Well, it turns out that the reason I developed this rash in the first place is that I happen to be allergic to my main chemotherapy drug, lenalidomide. Now, that’s not cool! Lenalidomide is an oral therapy drug, and for that reason is very convenient to take. So, it’s the weekend, I’m itchy as hell, but I persist in taking my chemo meds. On Tuesday, yesterday, I call the oncology nurse in Victoria who seemed quite concerned about the rash. She tells me that she would try to track down my oncologist to get some idea of what to do. My regular oncologist was out of the Cancer Centre at meetings but she tracked down his colleague who told the nurse to tell me to cease taking lenolidomide immediately. So, great. Here I am, not a week into taking my first course of chemo meds and now I can’t take them anymore! What the hell is that all about, universe?

I was pretty bummed out for a time there, but then I realized that this is not an uncommon turn of events in oncology. In fact, about 40% of people enrolled in the lenalidomide/dexamethasone regimen turn out not to be able to tolerate the drugs.

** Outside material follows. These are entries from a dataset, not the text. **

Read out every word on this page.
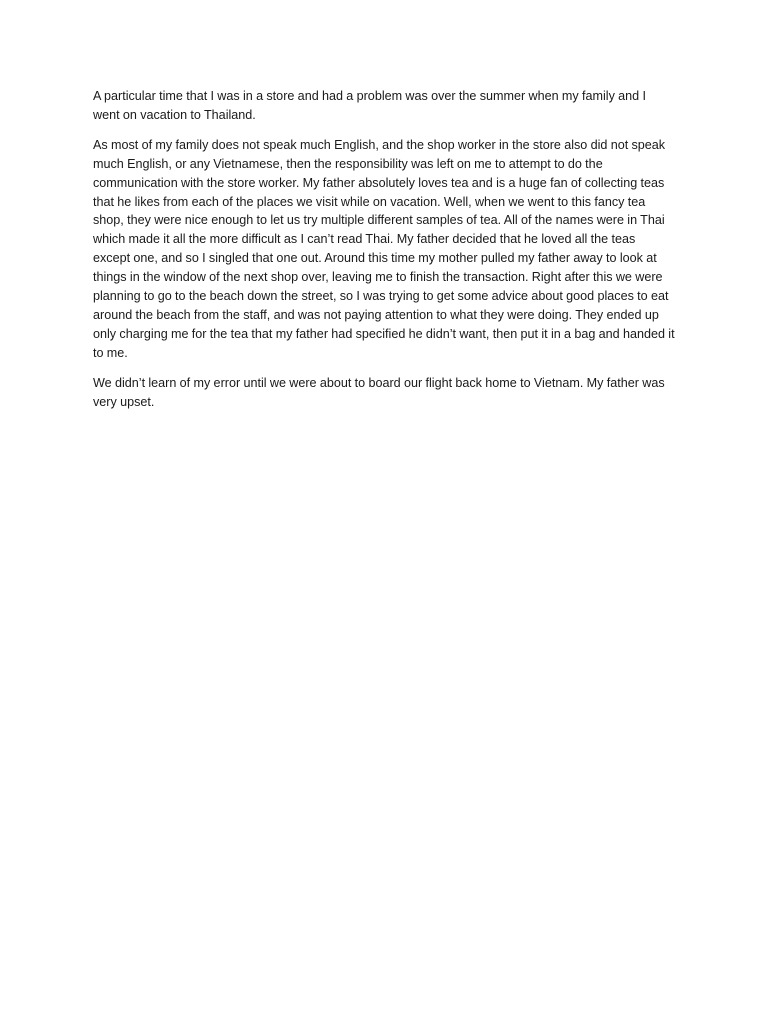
A particular time that I was in a store and had a problem was over the summer when my family and I went on vacation to Thailand.

As most of my family does not speak much English, and the shop worker in the store also did not speak much English, or any Vietnamese, then the responsibility was left on me to attempt to do the communication with the store worker. My father absolutely loves tea and is a huge fan of collecting teas that he likes from each of the places we visit while on vacation. Well, when we went to this fancy tea shop, they were nice enough to let us try multiple different samples of tea. All of the names were in Thai which made it all the more difficult as I can’t read Thai. My father decided that he loved all the teas except one, and so I singled that one out. Around this time my mother pulled my father away to look at things in the window of the next shop over, leaving me to finish the transaction. Right after this we were planning to go to the beach down the street, so I was trying to get some advice about good places to eat around the beach from the staff, and was not paying attention to what they were doing. They ended up only charging me for the tea that my father had specified he didn’t want, then put it in a bag and handed it to me.

We didn’t learn of my error until we were about to board our flight back home to Vietnam. My father was very upset.
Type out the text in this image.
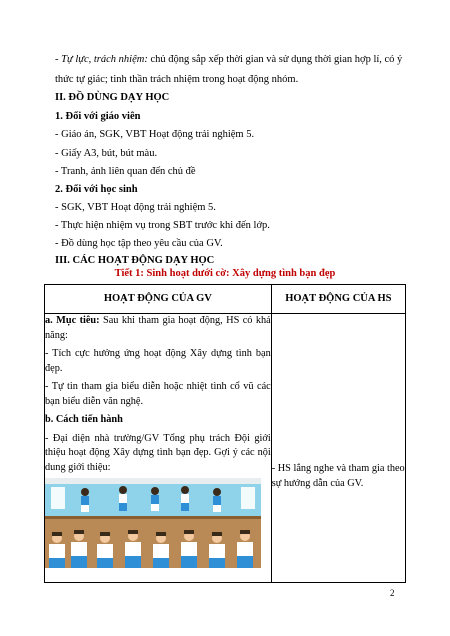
- Tự lực, trách nhiệm: chủ động sắp xếp thời gian và sử dụng thời gian hợp lí, có ý
thức tự giác; tinh thần trách nhiệm trong hoạt động nhóm.
II. ĐỒ DÙNG DẠY HỌC
1. Đối với giáo viên
- Giáo án, SGK, VBT Hoạt động trải nghiệm 5.
- Giấy A3, bút, bút màu.
- Tranh, ảnh liên quan đến chủ đề
2. Đối với học sinh
- SGK, VBT Hoạt động trải nghiệm 5.
- Thực hiện nhiệm vụ trong SBT trước khi đến lớp.
- Đồ dùng học tập theo yêu cầu của GV.
III. CÁC HOẠT ĐỘNG DẠY HỌC
Tiết 1: Sinh hoạt dưới cờ: Xây dựng tình bạn đẹp
HOẠT ĐỘNG CỦA GV	HOẠT ĐỘNG CỦA HS

a. Mục tiêu: Sau khi tham gia hoạt động, HS có khả năng:
- Tích cực hưởng ứng hoạt động Xây dựng tình bạn đẹp.
- Tự tin tham gia biểu diễn hoặc nhiệt tình cổ vũ các bạn biểu diễn văn nghệ.
b. Cách tiến hành
- Đại diện nhà trường/GV Tổng phụ trách Đội giới thiệu hoạt động Xây dựng tình bạn đẹp. Gợi ý các nội dung giới thiệu:	- HS lắng nghe và tham gia theo sự hướng dẫn của GV.
2
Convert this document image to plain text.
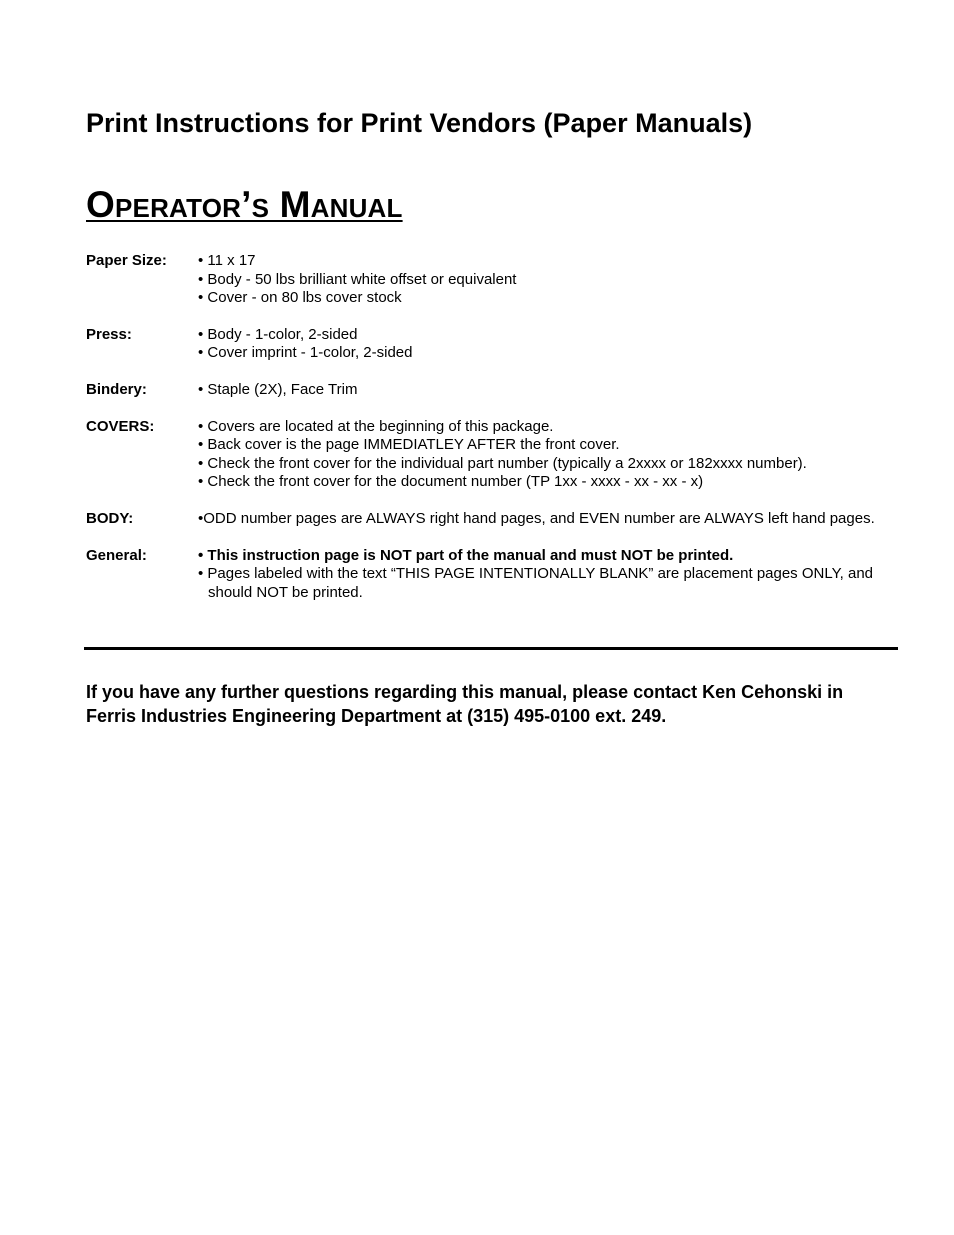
Print Instructions for Print Vendors (Paper Manuals)
Operator’s Manual
Paper Size:	• 11 x 17
• Body - 50 lbs brilliant white offset or equivalent
• Cover - on 80 lbs cover stock
Press:	• Body - 1-color, 2-sided
• Cover imprint - 1-color, 2-sided
Bindery:	• Staple (2X), Face Trim
COVERS:	• Covers are located at the beginning of this package.
• Back cover is the page IMMEDIATLEY AFTER the front cover.
• Check the front cover for the individual part number (typically a 2xxxx or 182xxxx number).
• Check the front cover for the document number (TP 1xx - xxxx - xx - xx - x)
BODY:	•ODD number pages are ALWAYS right hand pages, and EVEN number are ALWAYS left hand pages.
General:	• This instruction page is NOT part of the manual and must NOT be printed.
• Pages labeled with the text “THIS PAGE INTENTIONALLY BLANK” are placement pages ONLY, and should NOT be printed.

If you have any further questions regarding this manual, please contact Ken Cehonski in Ferris Industries Engineering Department at (315) 495-0100 ext. 249.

A Cancer Clinic receptionist called this morning to set up a telephone consultation with my oncologist for the 20th, next Wednesday. At that time I should learn more about my next course of treatment as well as what they learned from my last CT scan. Strangely enough, I also got a call from the hospital here in Courtenay telling my that I needed to call them and set up a second course of treatment. She mentioned lenalidomide and I said it’s unlikely that it would be for lenalidomide because in all likelihood, I’m allergic to it and I was told to stop taking it. I guess it takes a while for messages to get from Victoria to Courtenay and back. I soon learned to take all phone calls from the hospital or the Cancer Clinic with a grain of salt and usually wait for confirmation from a third source before moving on with anything.

In my next post I’ll address the fun topics of pain, hallucinations, and cold sweats.

I was going to write a post about the social triage that happens in emergency departments everywhere, and I will get around to that, but for now I have other more pressing issues to deal with. I’m intent on documenting my experiences with myeloma as completely as possible so, for the moment, that will be my priority for this blog. One strange thing that’s happened to me is that I have a recurring dream about the emergency department at the Royal Jubilee Hospital. More on that to come.